MATERIALS AND METHODS
Animals.
Male BALB/c mice (6 to 8 weeks old) were obtained from the National Animal Centre, Mahidol University (Bangkok, Thailand). All mice were maintained in the animal unit at the Faculty of Medicine, Khon Kaen University (Khon Kaen, Thailand), and fed with water and a standard laboratory diet ad libitum. These animals were used for B. pseudomallei infection under the approved protocol (no. AEKKU13/2550) from the animal ethics committee of the Faculty of Medicine, Khon Kaen University.
CpG ODN.
The CpG oligodeoxynucleotide (CpG ODN) used in this study was CpG ODN 1826 (5′ TCCATGACGTTCCTGACGTT 3′), which possesses a nuclease-resistant phosphorothioate backbone and contained only a trace of endotoxin (less than 0.001 EU/μg; Invivogen, California).
Bacterial strains and culture conditions.
Virulent B. pseudomallei strain 1909a was isolated from the blood of a Thai patient from northeast Thailand with septicemic melioidosis. The 50% lethal dose (LD50) was 20 cells. Bacteria were streaked on Ashdown agar (1) and incubated at 37οC for single-colony isolation.
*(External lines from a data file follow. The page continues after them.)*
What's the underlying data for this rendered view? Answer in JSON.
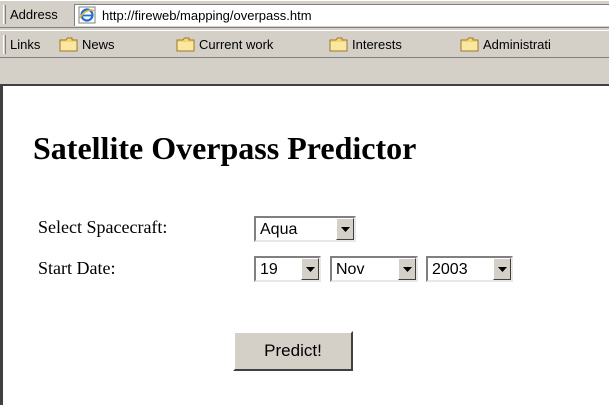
{
  "browser": {
    "address_label": "Address",
    "url": "http://fireweb/mapping/overpass.htm",
    "links_label": "Links",
    "links": [
      "News",
      "Current work",
      "Interests",
      "Administrati"
    ]
  },
  "page": {
    "title": "Satellite Overpass Predictor",
    "form": {
      "spacecraft_label": "Select Spacecraft:",
      "spacecraft_value": "Aqua",
      "start_date_label": "Start Date:",
      "day_value": "19",
      "month_value": "Nov",
      "year_value": "2003",
      "predict_label": "Predict!"
    }
  },
  "colors": {
    "chrome": "#d4d0c8",
    "folder": "#f5d675",
    "ie_icon": "#1f6fd1"
  },
  "icons": {
    "address": "ie-page-icon",
    "links": "folder-icon",
    "dropdown": "chevron-down-icon"
  }
}
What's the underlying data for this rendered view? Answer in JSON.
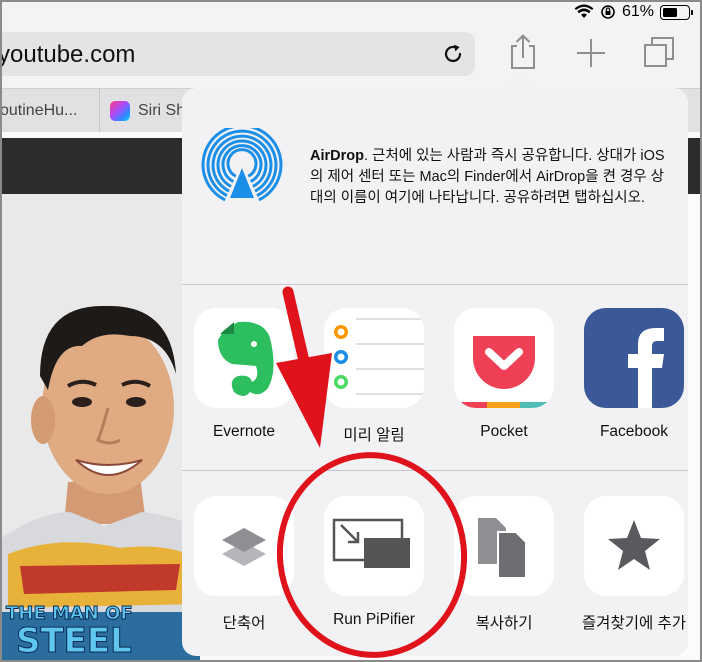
{
  "status": {
    "battery": "61%",
    "battery_level": 0.61
  },
  "address_bar": {
    "url": "youtube.com"
  },
  "toolbar": {
    "share_icon": "share-icon",
    "new_tab_icon": "plus-icon",
    "tabs_icon": "tabs-icon",
    "reload_icon": "reload-icon"
  },
  "tabs": [
    {
      "label": "outineHu..."
    },
    {
      "label": "Siri Sh"
    }
  ],
  "airdrop": {
    "title": "AirDrop",
    "description": ". 근처에 있는 사람과 즉시 공유합니다. 상대가 iOS의 제어 센터 또는 Mac의 Finder에서 AirDrop을 켠 경우 상대의 이름이 여기에 나타납니다. 공유하려면 탭하십시오."
  },
  "share_apps": [
    {
      "label": "Evernote",
      "icon": "evernote-icon"
    },
    {
      "label": "미리 알림",
      "icon": "reminders-icon"
    },
    {
      "label": "Pocket",
      "icon": "pocket-icon"
    },
    {
      "label": "Facebook",
      "icon": "facebook-icon"
    }
  ],
  "actions": [
    {
      "label": "단축어",
      "icon": "shortcuts-icon"
    },
    {
      "label": "Run PiPifier",
      "icon": "pipifier-icon"
    },
    {
      "label": "복사하기",
      "icon": "copy-icon"
    },
    {
      "label": "즐겨찾기에 추가",
      "icon": "star-icon"
    }
  ],
  "photo_shirt_text": [
    "THE MAN OF",
    "STEEL"
  ],
  "colors": {
    "annotation_red": "#e0121b",
    "airdrop_blue": "#1b8ee8",
    "evernote_green": "#2dbe60",
    "pocket_red": "#ef4056",
    "facebook_blue": "#3b5998"
  }
}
To prepare mid-log-phase bacteria, one colony was inoculated into 3 ml tryptic soy broth (TSB) incubated at 37οC overnight, and then a 1% inoculum was added to 50 ml TSB and allowed to grow for 3 h with rotation at 250 rpm in a 37οC incubator. The bacterial cells were then diluted in phosphate-buffered saline (pH 7.2) to a desired concentration. The exact number of viable bacteria in the suspension was subsequently determined by plating the bacteria on nutrient agar and counting after 30 to 48 h of incubation at 37οC and is expressed in CFU/ml. All procedures described were carried out in a biosafety biohazard hood.
Preparation of liposomes containing CpG ODN.
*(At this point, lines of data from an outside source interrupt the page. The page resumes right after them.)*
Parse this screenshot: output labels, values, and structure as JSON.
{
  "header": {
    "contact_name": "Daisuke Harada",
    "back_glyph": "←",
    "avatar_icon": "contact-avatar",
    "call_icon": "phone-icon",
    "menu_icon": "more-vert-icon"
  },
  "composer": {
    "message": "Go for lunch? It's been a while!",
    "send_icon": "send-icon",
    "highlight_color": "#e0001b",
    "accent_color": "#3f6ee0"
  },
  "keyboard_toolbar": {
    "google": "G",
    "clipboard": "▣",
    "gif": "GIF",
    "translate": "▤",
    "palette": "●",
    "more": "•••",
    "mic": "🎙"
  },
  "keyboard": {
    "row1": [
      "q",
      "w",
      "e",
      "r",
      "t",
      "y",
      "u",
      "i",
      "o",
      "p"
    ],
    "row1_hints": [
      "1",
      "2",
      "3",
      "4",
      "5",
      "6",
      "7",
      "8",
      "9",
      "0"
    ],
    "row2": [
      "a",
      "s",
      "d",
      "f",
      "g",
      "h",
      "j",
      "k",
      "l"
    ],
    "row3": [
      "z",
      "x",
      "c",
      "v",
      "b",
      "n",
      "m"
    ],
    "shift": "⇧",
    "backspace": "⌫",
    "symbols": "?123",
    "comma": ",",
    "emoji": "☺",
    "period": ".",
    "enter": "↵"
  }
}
Cationic liposomes were prepared from dioleoyl trimethylammonium propane (DOTAP) (Sigma, Missouri). The lipid was dissolved in chloroform, dried under a gentle stream of nitrogen, and hydrated with injectable-grade water. The suspension was then sonicated in a bath-type sonicator until translucent, creating a small unilamellar vesicle (SUV) suspension. To prepare dehydration-rehydration vesicles (DRV), the CpG ODN (100 μg CpG ODN/1,000 μg liposomes) was added to the SUV suspension and the mixture was frozen on dry ice and dried in a freeze-drier, after which 1 ml of phosphate-buffered saline (PBS) was added to rehydrate the lipid-antigen mixture (24).
Zwitterionic liposomes were prepared as DRV as described above using 1 mg phosphatidylcholine and 4 mg cholesterol (DOPC) (Sigma, Missouri) hydrated with injectable-grade water containing CpG ODN (100 μg/mice). The suspensions were freshly prepared before immunization.
When liposomes containing CpG were prepared, the unencapsulated CpG ODN was removed by centrifugation at 14,000 × g for 15 min at 4°C. The efficiency of incorporation (% entrapment) of CpG ODN in liposomes was determined using UV absorption at 260 nm. The analysis was performed on supernatants following centrifugation (22).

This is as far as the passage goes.